For those who haven’t noticed yet, it’s April Fools today.

Of course, this means that a few media outlets have gone to great lengths to have a little fun and punk their audiences.

Hey look, it's a proposal that might potentially improve transportation. Ha ha. Jokes on you. Image from Isle of Wight Radio.

Look! It’s a proposal that might potentially improve transportation. Ha ha. Image from Isle of Wight Radio.

For gondolas, we’ve found two great stories so far: 1) A “green-lit” water-crossing cable car for the Isle of Wight, UK; and 2) A city-wide gondola network in Victoria, Canada.

The massive cable car proposal in Victoria is obviously ridiculous in that environment. But could maybe one or two strategically placed lines in the BC capital help improve transport and tourism? Of course. I see several interesting opportunities already.

As for the Isle of Wight prank, I honestly know nothing about the island. But from 30 seconds of Googling, it seems the island’s ferry system made 4.3 million trips across The Solent (strait) in 2012/2013.

Ferry routes. Image from

Ferry routes. Image from

There appears to be 3 ferry routes which range from ~6km (Lymington to Yarmouth, 40 minutes) to ~8km (Porsmouth to Ryde, 22 minutes) to ~11km (Portsmouth to Fishbourne, 45 minutes). The shortest distance between the island and the mainland is about ~4-5km.
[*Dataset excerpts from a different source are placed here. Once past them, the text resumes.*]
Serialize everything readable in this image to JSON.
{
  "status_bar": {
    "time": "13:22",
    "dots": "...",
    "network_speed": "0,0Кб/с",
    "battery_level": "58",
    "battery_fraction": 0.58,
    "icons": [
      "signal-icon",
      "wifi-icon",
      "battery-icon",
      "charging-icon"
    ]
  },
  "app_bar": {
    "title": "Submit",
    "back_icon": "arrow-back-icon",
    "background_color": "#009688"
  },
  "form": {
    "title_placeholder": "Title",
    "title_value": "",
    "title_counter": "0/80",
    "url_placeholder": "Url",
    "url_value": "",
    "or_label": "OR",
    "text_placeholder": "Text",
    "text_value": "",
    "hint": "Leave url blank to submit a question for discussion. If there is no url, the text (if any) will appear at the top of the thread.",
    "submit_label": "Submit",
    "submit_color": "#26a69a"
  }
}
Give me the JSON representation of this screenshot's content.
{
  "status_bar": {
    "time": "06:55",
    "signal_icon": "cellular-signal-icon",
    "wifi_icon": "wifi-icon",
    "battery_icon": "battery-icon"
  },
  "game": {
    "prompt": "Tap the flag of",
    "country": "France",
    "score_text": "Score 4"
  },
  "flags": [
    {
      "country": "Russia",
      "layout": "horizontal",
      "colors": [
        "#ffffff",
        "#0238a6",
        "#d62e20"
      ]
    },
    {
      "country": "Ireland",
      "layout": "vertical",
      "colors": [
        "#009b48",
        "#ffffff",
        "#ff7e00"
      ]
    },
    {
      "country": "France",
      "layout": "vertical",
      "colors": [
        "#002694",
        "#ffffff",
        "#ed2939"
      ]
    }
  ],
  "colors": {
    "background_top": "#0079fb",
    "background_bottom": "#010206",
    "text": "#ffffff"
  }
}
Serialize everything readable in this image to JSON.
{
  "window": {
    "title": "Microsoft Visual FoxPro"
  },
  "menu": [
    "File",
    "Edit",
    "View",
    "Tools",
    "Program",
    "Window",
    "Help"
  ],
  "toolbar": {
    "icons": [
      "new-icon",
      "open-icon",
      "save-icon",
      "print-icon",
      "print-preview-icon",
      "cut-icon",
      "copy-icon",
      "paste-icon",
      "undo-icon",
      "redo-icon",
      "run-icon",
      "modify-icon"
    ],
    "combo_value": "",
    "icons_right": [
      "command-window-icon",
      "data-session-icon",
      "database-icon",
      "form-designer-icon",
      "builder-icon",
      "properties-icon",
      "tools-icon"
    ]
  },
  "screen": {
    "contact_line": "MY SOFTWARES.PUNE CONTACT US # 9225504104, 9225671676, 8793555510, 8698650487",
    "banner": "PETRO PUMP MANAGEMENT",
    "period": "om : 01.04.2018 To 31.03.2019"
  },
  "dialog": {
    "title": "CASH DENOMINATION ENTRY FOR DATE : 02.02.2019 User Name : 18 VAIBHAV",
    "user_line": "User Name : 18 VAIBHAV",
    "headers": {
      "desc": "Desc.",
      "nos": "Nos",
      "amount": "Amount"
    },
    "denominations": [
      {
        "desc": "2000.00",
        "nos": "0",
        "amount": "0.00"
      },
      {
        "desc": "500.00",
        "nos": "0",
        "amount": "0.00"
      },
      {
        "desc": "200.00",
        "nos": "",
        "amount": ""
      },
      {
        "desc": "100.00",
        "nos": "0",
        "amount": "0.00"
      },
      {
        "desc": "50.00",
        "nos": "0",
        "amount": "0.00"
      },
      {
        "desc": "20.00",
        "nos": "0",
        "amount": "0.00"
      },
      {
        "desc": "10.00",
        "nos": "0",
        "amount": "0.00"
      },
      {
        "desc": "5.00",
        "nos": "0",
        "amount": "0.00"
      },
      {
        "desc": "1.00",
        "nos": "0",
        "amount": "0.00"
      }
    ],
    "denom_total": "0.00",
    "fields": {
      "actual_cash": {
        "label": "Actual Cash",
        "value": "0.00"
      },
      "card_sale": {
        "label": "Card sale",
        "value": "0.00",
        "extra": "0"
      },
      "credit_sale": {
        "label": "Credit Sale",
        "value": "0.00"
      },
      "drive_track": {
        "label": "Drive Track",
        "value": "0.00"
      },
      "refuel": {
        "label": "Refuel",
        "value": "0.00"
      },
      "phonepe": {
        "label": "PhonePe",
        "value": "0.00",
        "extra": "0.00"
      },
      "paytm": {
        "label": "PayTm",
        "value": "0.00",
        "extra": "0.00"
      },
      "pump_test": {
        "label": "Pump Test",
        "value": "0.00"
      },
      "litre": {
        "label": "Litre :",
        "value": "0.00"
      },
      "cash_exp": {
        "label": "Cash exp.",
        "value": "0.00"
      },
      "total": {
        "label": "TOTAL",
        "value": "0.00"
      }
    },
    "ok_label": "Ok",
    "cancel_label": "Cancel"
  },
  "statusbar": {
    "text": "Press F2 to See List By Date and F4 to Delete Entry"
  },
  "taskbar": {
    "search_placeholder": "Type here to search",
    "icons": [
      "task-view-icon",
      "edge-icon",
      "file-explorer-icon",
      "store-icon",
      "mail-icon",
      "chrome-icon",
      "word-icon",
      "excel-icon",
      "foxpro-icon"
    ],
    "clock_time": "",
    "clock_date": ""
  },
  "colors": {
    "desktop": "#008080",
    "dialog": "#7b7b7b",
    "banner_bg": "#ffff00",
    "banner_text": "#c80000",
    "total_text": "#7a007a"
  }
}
For simplicity sake, we did a quick comparison between the Lymington to Yarmoth ferry route and a theoretical 3S system.

  • Frequency: Ferry @ 1 hour wait / 3S Gondola @ 35-person cabins every ~30 seconds
  • Travel Time: Ferry @ 40 minutes / 3S Gondola @ 12.5 minutes (assuming 6km, 8 m/s)
  • Capacity: Ferry @ 360 pphpd / 3S Gondola @ 4,000-5,000 pphpd

Judging solely on these three basic parameters above, a cable car can be designed to operate at a much superior level of service than the ferry. Furthermore in terms of environmental factors, average wind speeds of 27km/h may have little effect on a cable car’s performance.

Vietnam's Vinpearl Cable Car transports passengers

Vietnam’s 3.3km Vinpearl Cable Car is built with 9 towers (7 offshore towers in a seismically prone South China Sea) and transports passengers at heights of 115m. The cable car was actually built to replace the inefficient ferry system. Image by Flickr user gavindeas.

While it’s not possible to tell if a cable car can be economically viable at this time (depends on fare structure and volume), I suspect that adding another cross-strait transportation option may help drive down ferry ticket prices.

And this coincidentally might be important to locals and visitors since the strait is considered by many online commentators as one of the world’s most expensive stretches of water (single adult ticket costs US$14.25/£10).

I suppose the irony about this “joke” is there’s a good potential that there is significant technical and economical validity behind the idea. Despite the prank, this idea might actually deserve more analysis and attention.

Laughs and giggles aside, perhaps what is the most unsettling is this: while many of us in so called “developed” nations continue to mock and ridicule ropeways, many of those in “developing” nations have fully embraced the technology (see urban gondola map) and have decided to assess it based on its merits (rather than one’s preconceived notions).

For those who think a cross-Solent cable car is impossible, they might wish to take some inspiration from Vietnam’s 7.9km Hòn Thơm – Phú Quốc Ropeway. Best part is, the system has broken ground and scheduled to open in early 2017.